Title: The Secret Place
Author: Tana French
Series: Dublin Murder Squad #5
The photo on the card shows a boy who was found murdered, a year ago, on the grounds of a girls’ boarding school in the leafy suburbs of Dublin. The caption says, I KNOW WHO KILLED HIM.
Detective Stephen Moran has been waiting for his chance to get a foot in the door of Dublin’s Murder Squad—and one morning, sixteen-year-old Holly Mackey brings him this photo. The Secret Place, a board where the girls at St. Kilda’s School can pin up their secrets anonymously, is normally a mishmash of gossip and covert cruelty, but today someone has used it to reignite the stalled investigation into the murder of handsome, popular Chris Harper. Stephen joins forces with the abrasive Detective Antoinette Conway to find out who and why.
But everything they discover leads them back to Holly’s close-knit group of friends and their fierce enemies, a rival clique—and to the tangled web of relationships that bound all the girls to Chris Harper. Every step in their direction turns up the pressure. Antoinette Conway is already suspicious of Stephen’s links to the Mackey family. St. Kilda’s will go a long way to keep murder outside their walls. Holly’s father, Detective Frank Mackey, is circling, ready to pounce if any of the new evidence points toward his daughter. And the private underworld of teenage girls can be more mysterious and more dangerous than either of the detectives imagined.

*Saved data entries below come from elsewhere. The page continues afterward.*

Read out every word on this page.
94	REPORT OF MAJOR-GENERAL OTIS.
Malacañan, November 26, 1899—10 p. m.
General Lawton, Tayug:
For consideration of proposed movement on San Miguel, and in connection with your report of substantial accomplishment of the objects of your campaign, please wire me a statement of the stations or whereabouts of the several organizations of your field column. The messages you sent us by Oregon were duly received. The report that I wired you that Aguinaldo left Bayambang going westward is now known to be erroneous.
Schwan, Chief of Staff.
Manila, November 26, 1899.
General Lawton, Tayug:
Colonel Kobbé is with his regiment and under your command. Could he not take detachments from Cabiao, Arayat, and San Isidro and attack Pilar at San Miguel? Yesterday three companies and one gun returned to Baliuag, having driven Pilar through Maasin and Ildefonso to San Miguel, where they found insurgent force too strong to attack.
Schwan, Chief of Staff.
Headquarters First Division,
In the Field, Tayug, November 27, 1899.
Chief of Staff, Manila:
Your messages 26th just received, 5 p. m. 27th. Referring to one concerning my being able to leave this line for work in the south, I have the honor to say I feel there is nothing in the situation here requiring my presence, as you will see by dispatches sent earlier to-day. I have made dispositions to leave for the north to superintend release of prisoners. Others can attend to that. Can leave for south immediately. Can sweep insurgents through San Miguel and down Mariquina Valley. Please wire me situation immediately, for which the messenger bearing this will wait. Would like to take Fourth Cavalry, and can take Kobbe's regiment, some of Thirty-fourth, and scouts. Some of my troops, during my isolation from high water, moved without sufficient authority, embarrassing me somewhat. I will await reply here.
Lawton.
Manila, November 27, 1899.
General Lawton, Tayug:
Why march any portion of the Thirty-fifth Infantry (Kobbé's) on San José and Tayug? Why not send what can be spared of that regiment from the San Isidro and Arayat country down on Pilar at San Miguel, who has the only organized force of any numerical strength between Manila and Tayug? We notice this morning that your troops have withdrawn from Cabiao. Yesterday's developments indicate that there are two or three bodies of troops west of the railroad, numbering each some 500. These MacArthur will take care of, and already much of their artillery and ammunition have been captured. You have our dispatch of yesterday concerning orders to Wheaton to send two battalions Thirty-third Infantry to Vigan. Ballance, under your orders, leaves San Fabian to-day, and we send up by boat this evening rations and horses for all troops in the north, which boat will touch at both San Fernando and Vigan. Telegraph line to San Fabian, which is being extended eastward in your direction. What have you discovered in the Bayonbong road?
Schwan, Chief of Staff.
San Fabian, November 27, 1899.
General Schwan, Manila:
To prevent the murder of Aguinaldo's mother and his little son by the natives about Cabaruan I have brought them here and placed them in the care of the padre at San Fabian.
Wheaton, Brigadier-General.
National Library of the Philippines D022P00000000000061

Disclaimer: There will be no spoilers for other books in this series because they all stand on their own. You can totally pick this up without reading any of the others. If you are not in the mood for the others, I suggest that you jump right into this one even! That said, Faithful Place does provide some backstory but none that’s essential.
I think this might have surpassed The Likeness as my favorite Tana French book?? It was just sooooo gooooood. The sharp charecterization, the haunting atmospheres, the witty writing: it’s all there in its glorious Tana-French-ness. Add to that the tight plot with interwoven flashbacks and sharp observations about what it’s like to be a teenage girl and you get this book.
One thing that I loved about this (which applies to The Likeness as well) is that it focuses on friendships. Holly’s friendship with three other girls is at the front and center of this novel. They all fiercely love and care for each other, in their own, often misguided ways. French nails the dynamics, the intensity, the quiet moments, the funny ones too that make this type of groups tick. I never had a problem believing because they struck so close to my own group of friends, and I wish more books focused on this because this kinds of relationships are very formative and important. Each girl is clearly drawn and very vivid. They are all allowed a voice, so it makes the unravelling of it all even more heart-wrenching.
The writing is both lush and blunt, but I also felt it’s the tightest it’s ever been for French. The flashback chapters, narrated in third person, just let it shine all the more. There is also new found metaphorical richness that, in my opinion, works a lot better than in Broken Harbor. There’s a particular element of magic realism that I’m sure will not work for everyone, but I thought it was very fitting in a more symbolic sense. And the writing is never overwrought for its sake: it services the atmosphere and characters at all times. This is one of my favorite quotes:
They are forever, a brief and mortal forever, a forever that will grow into their bones and be held inside them after it ends, intact, indestructible.
The detectives are also great. Watching them interact and slowly start to trust one another was precious. I got more feels from them silently agreeing than from most romance plotlines I’ve read this year. Conway is such a great character. She is blunt, abrasive, and grumpy in a way that female characters seldom are allowed to be. That said, I loved that we got this male narrator for a story about teenage girls because Moran quickly learns not to ever underestimate them (“If I’ve learned one thing today, it’s that teenage girls make Moriarty look like a babe in the woods”). He also respects Conway at every turn which umm why aren’t more male characters like this. Like a book with this premise could have soooo easily fallen into so many sexist tropes and it never does.
That said, I do feel like we got to know the detectives better in previous books. Maybe it’s because half of the book follows the girls. However, Moran does have a very clear arc in this book and, as I said, his growing relationship with Conway is just a delight to see unfold. I hope that The Trespasser, which follows the two of them, delves deeper into their backstories.
The mystery is maybe one of the weaker points of the book. Just as with Faithful Place, I guessed who’d done it, like, halfway through the book, but I could not have cared less. By that point, I was so invested in the characters that the whodunit became secondary; I wanted to know why and how it was going to affect the characters. In my opinion, this is what makes a good mystery novel, or one that’s memorable at least. In these books, there isn’t random shock-value revelations which makes very satisfying to read.
I haven’t been this engrossed in the actual act of reading in such a long time. It truly is a page-turner for all the best reasons.